At times, Mental Destruction reaches out into dark-ambient territory, but the harsh metallic and machine sounds always serve to anchor the sound from drifting too far from the apocalyptic vision. And of course, there are the vocals. Mental Destruction sets new standards for vocal intensity. They roar, rip, tear, and pummel the listener with distorted, brittle screams, wails, and cries. At times, the vocals are the harshest element of the music, but they never seem too overdone or overused.

Musically, Straw is stunning. But there is just as marked an improvement in their lyrical skills. The first album struck me as somewhat simplistic, if bombastic. Straw contains lyrics of a more personal nature. The images are stronger, more impressionable. On “UnBleeding,” Durling roars out, “And though I feel you, I’m not sure of right direction/And though I see you, I can’t promise true perfection…/The sweet taste of surrender leaves a bitter scar inside.”

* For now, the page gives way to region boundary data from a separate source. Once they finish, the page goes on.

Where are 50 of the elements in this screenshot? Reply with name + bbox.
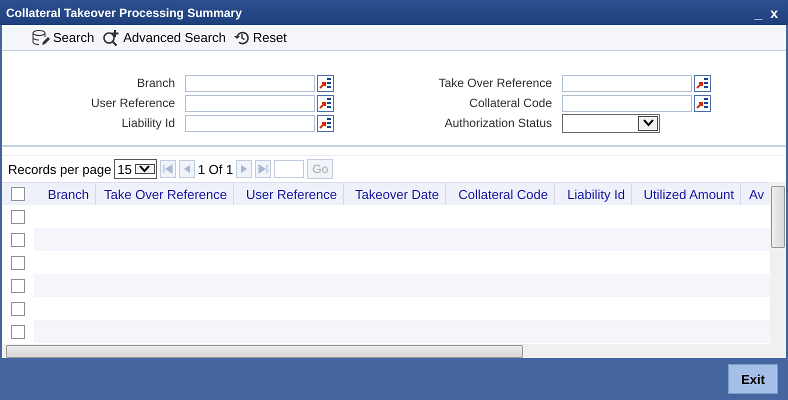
field-label: Branch <box>136 76 176 90</box>
lookup-icon[interactable] <box>694 74 711 92</box>
page-info: 1 Of 1 <box>198 162 234 176</box>
lookup-icon[interactable] <box>317 94 334 112</box>
row-checkbox[interactable] <box>11 278 25 292</box>
row-checkbox[interactable] <box>11 324 25 338</box>
next-icon <box>240 164 248 174</box>
page-number-field[interactable] <box>274 160 304 178</box>
field-label: Take Over Reference <box>438 76 553 90</box>
previous-page-button[interactable] <box>178 160 195 178</box>
minimize-button[interactable]: _ <box>750 4 766 20</box>
last-page-icon <box>258 164 268 174</box>
close-button[interactable]: x <box>766 4 782 20</box>
text-field[interactable] <box>185 114 315 132</box>
advanced-search-button[interactable]: Advanced Search <box>102 28 226 46</box>
caret-icon <box>139 165 150 173</box>
next-page-button[interactable] <box>236 160 252 178</box>
row-checkbox[interactable] <box>11 256 25 270</box>
lookup-icon[interactable] <box>317 74 334 92</box>
caret-icon <box>642 119 654 127</box>
text-field[interactable] <box>562 94 692 112</box>
first-page-button[interactable] <box>160 160 176 178</box>
field-label: User Reference <box>90 96 176 110</box>
row-checkbox[interactable] <box>11 232 25 246</box>
records-per-page-label: Records per page <box>8 162 112 176</box>
search-plus-icon <box>102 28 120 46</box>
select-all-checkbox[interactable] <box>11 187 25 201</box>
text-field[interactable] <box>185 74 315 92</box>
text-field[interactable] <box>562 74 692 92</box>
previous-icon <box>182 164 191 174</box>
last-page-button[interactable] <box>255 160 272 178</box>
field-label: Authorization Status <box>444 116 553 130</box>
text-field[interactable] <box>185 94 315 112</box>
lookup-icon[interactable] <box>317 114 334 132</box>
status-dropdown[interactable] <box>562 114 660 132</box>
vertical-scrollbar[interactable] <box>770 182 786 344</box>
lookup-icon[interactable] <box>694 94 711 112</box>
window-title: Collateral Takeover Processing Summary <box>6 6 242 20</box>
row-checkbox[interactable] <box>11 302 25 316</box>
field-label: Collateral Code <box>468 96 553 110</box>
page-size-dropdown[interactable]: 15 <box>114 159 157 179</box>
search-button[interactable]: Search <box>32 28 94 46</box>
reset-button[interactable]: Reset <box>234 30 287 46</box>
database-icon <box>32 28 50 46</box>
history-icon <box>234 30 250 46</box>
row-checkbox[interactable] <box>11 210 25 224</box>
horizontal-scrollbar[interactable] <box>2 344 786 358</box>
exit-button[interactable]: Exit <box>728 364 778 394</box>
field-label: Liability Id <box>120 116 176 130</box>
first-page-icon <box>162 164 173 174</box>
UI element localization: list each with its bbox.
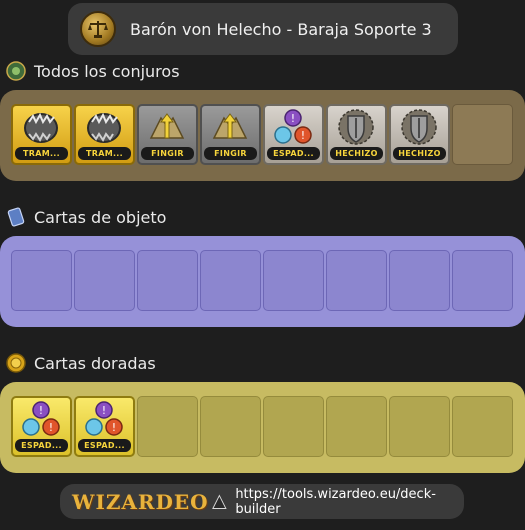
card-label: ESPAD...: [267, 147, 320, 160]
item-empty-slot[interactable]: [137, 250, 198, 311]
card-label: FINGIR: [204, 147, 257, 160]
card-label: FINGIR: [141, 147, 194, 160]
gold-empty-slot[interactable]: [389, 396, 450, 457]
svg-text:!: !: [102, 404, 106, 417]
spell-empty-slot[interactable]: [452, 104, 513, 165]
item-empty-slot[interactable]: [200, 250, 261, 311]
item-card-icon: [7, 207, 25, 227]
spell-card[interactable]: HECHIZO: [326, 104, 387, 165]
wizardeo-logo[interactable]: WIZARDEO: [72, 490, 209, 514]
item-empty-slot[interactable]: [326, 250, 387, 311]
svg-text:!: !: [49, 421, 53, 434]
svg-text:!: !: [39, 404, 43, 417]
card-label: TRAM...: [15, 147, 68, 160]
gold-empty-slot[interactable]: [137, 396, 198, 457]
gold-card[interactable]: !! ESPAD...: [11, 396, 72, 457]
spell-card[interactable]: FINGIR: [137, 104, 198, 165]
spells-deck-panel: TRAM... TRAM... FINGIR FINGIR!! ESPAD... HECH…: [0, 90, 525, 181]
item-empty-slot[interactable]: [452, 250, 513, 311]
footer-url-link[interactable]: https://tools.wizardeo.eu/deck-builder: [235, 487, 464, 517]
gold-coin-icon: [6, 353, 26, 373]
item-empty-slot[interactable]: [11, 250, 72, 311]
deck-title: Barón von Helecho - Baraja Soporte 3: [130, 19, 432, 39]
card-label: HECHIZO: [330, 147, 383, 160]
svg-text:!: !: [112, 421, 116, 434]
gold-empty-slot[interactable]: [263, 396, 324, 457]
spell-card[interactable]: !! ESPAD...: [263, 104, 324, 165]
gold-empty-slot[interactable]: [200, 396, 261, 457]
card-label: ESPAD...: [15, 439, 68, 452]
item-empty-slot[interactable]: [74, 250, 135, 311]
deck-title-bar: Barón von Helecho - Baraja Soporte 3: [68, 3, 458, 55]
gold-empty-slot[interactable]: [326, 396, 387, 457]
card-label: TRAM...: [78, 147, 131, 160]
spell-card[interactable]: HECHIZO: [389, 104, 450, 165]
svg-text:!: !: [291, 112, 295, 125]
card-label: HECHIZO: [393, 147, 446, 160]
gold-section-header: Cartas doradas: [6, 352, 156, 374]
spell-card[interactable]: TRAM...: [74, 104, 135, 165]
gold-card[interactable]: !! ESPAD...: [74, 396, 135, 457]
card-label: ESPAD...: [78, 439, 131, 452]
footer-bar: WIZARDEO https://tools.wizardeo.eu/deck-…: [60, 484, 464, 519]
gold-section-title: Cartas doradas: [34, 353, 156, 373]
wizard-hat-icon: [211, 493, 227, 509]
svg-text:!: !: [301, 129, 305, 142]
items-section-header: Cartas de objeto: [6, 206, 166, 228]
items-deck-panel: [0, 236, 525, 327]
item-empty-slot[interactable]: [389, 250, 450, 311]
gold-deck-panel: !! ESPAD...!! ESPAD...: [0, 382, 525, 473]
item-empty-slot[interactable]: [263, 250, 324, 311]
balance-school-icon: [80, 11, 116, 47]
gold-empty-slot[interactable]: [452, 396, 513, 457]
items-section-title: Cartas de objeto: [34, 207, 167, 227]
spell-card[interactable]: TRAM...: [11, 104, 72, 165]
spells-section-title: Todos los conjuros: [34, 61, 180, 81]
spell-card[interactable]: FINGIR: [200, 104, 261, 165]
spellbook-icon: [6, 61, 26, 81]
spells-section-header: Todos los conjuros: [6, 60, 180, 82]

“Thorn” is a beautiful request for the mercy of God, while at the same time, realizing that the God who gave us His Son will not forsake us.

With a name like Mental Destruction, a band had either be good or really bombastic. I can assure you that the latter is not the case. This is an intense work of pure industrial beauty. Stirring in its honest majesty, terrifying in its cold, stark savagery, Straw represents a band finally coming into its own.